The book maintains a fast pace, avoids repetition of descriptive words and phrases and imagined dialogues in conversation. It also creates very engaging side stories of people who influenced Birsa Munda. Given a wall that the authors would have hit given the lack of research on these forgotten people of a forgotten thread of freedom struggle, it would not have been easy recreating their own personality nuances and traits. But the vivid characterisation of Birsa Munda’s family members, his teachers, the local landlords and the British officers involved adds great weight to the authenticity of the story.
This is an offbeat book to the extent that while it covers a very important piece of Indian history — and not too distant history at that — it has not been written as a historical account. The book is rather a dramatisation of the events that transpired in the life of Birsa Munda. The key happenings of his life are very much narrated, but the narration is in the form of a story. There is retelling of day to day goings-on and conversations between otherwise real people, with a shell of imagination.
This is not to say that history has been ignored. It would not be correct to call this book a fictionalisation. But what would have the family or Birsa Munda talked about on a given day when a certain event transpired? These questions are shaped through the authors’ mental map of how the life would have been under the trying circumstances. The story is authentic, the screenplay is imagined and constructed.

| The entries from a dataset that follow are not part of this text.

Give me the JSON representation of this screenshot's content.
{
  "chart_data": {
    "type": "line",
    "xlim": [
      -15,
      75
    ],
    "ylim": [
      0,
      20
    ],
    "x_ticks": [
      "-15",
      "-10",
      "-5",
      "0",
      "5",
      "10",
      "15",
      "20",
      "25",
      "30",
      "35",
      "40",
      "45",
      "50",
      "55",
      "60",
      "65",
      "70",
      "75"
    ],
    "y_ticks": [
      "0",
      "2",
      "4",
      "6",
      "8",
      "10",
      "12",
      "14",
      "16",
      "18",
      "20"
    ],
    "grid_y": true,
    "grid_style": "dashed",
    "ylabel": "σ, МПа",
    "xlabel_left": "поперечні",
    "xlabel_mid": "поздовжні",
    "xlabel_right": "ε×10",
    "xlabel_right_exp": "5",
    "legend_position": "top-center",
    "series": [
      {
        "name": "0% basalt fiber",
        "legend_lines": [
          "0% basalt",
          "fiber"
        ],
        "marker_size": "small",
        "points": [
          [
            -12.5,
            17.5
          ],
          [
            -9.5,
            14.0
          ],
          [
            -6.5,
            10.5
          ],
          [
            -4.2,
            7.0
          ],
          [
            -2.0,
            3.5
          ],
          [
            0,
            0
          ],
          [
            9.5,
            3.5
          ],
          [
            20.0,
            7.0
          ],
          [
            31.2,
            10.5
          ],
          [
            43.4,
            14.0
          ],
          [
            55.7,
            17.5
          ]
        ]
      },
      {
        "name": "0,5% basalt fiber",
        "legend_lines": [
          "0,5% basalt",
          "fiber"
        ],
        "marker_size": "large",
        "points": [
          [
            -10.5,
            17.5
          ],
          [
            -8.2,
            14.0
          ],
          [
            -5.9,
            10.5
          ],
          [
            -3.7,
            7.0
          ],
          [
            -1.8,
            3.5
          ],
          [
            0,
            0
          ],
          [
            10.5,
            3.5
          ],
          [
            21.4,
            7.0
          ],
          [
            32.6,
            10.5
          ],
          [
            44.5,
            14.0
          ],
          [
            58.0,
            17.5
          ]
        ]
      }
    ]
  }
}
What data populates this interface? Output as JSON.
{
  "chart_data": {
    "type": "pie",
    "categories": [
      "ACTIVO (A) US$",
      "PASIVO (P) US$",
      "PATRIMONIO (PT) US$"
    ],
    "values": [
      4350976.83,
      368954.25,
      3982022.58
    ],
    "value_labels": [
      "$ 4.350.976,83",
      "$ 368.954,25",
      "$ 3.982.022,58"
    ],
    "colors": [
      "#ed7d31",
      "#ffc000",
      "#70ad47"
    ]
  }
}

Purists who like to read history in its ingeminate form may hence be tempted to label the book less than desirably authentic. But that would be a harsh judgement. Tuhin has himself mentioned in many of his book publicity events that he did not start off writing history, which is a discipline he would not have been able to do justice to.
To add to the practical difficulties in chronicling such a personality, the story of Birsa Munda itself is not retold in the official strands of our education and narrative building, let alone the history of the society in which he lived and led. The years that cover Birsa Munda’s life and times were also the period where the British stranglehold on India was peaking, and the native viewpoint was limited in quantity as well as extent of geographic coverage. A lot of documentation would thus rely on chequered British view point.
Rather than that become a limitation, the book has been presented as a story. Reading this book is equivalent of watching a movie made on the life of a real, historical figure. Just that one engages with the written word and not an audio-visual medium.
The birthday of Bhagwan Birsa Munda falls on 15 November. Earlier last year, Prime Minister Narendra Modi announced that the day will be celebrated henceforth as Janajatiya Gaurav Diwas. Author Tuhin Sinha has since written to the Prime Minister seeking a Bharat Ratna award for the only tribal leader whose portrait has been installed in Parliament. These are important steps in reshaping our understanding of how we achieved freedom.
Sinha and Verma have done a very sincere job, which fills a void in understanding the role of various freedom fighters in driving the British out of India. The publication of such books is a welcome and meaningful step.